COPD traditionally was considered a man’s disease, but it now kills more women in the United States than men. Women account for 58 percent of the 14.7 million people in the U.S. living with the disease and 53 percent of those who die from it, according to the American Lung Association. Nearly 8 percent of women in the U.S. have reported a COPD diagnosis, compared with just under 6 percent of men.

Gorman’s story goes on:

Because COPD is often associated with men, women are frequently diagnosed after the disease is already advanced. Symptoms of COPD include a chronic cough, wheezing, tightening of the chest and shortness of breath. There is no cure for COPD, but its progression can be slowed. The most important thing a patient can do after a COPD diagnosis is to stop smoking.

It’s even more key, of course, to never start smoking — and studies increasingly point to vaping as a gateway abuse.

Sugary cereals back in a big way

For those afflicted with COPD and other chronic and increasingly debilitating illnesses, weight gain, overweight, and obesity — due to medications and incapacity to move and exercise — also can be big and bad complications. But these also may be morbidities that start early and on their own, separate and aside.

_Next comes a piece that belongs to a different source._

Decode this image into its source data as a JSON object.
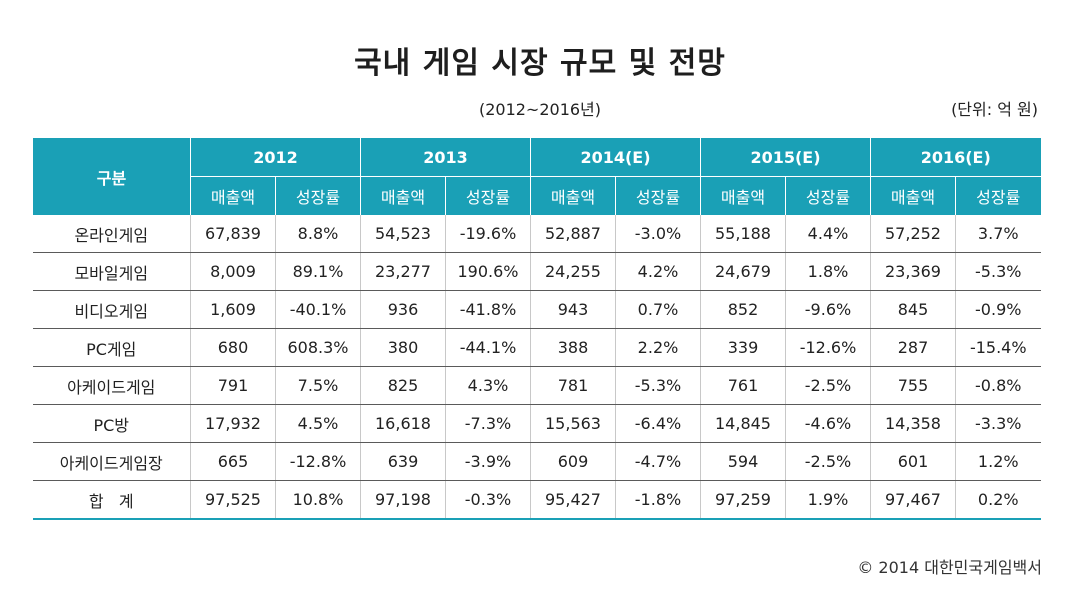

That, meantime, is another reason to be upset with federal regulators for their seeming whiff for now at the moves by Big Sugar to revive sugary breakfast cereals, products targeted at kids and families. Sales of these products dipped by 11 percent to $9 billion annually as consumers defected to Greek-style yogurts and breakfast bars with higher protein, less fat and calories — and far lower levels of sugar and other sweeteners.

Big Cereal and Big Sugar have decided to fire back, returning with cereals laden with sugar, sweeteners, and chock full of other artificial flavors and colorings.

Kids’ advocates fought long and hard and had made some headway in getting Big Sugar and Big Food to lay off youngsters, if even a little, so that targeted advertising, marketing, and food products wouldn’t harm children’s health by contributing to skyrocketing obesity rates.

Again, FDA Commissioner Gottlieb has talked the talk about how Uncle Sam can step up to help Americans eat better and more nutritiously. But where’s the beef?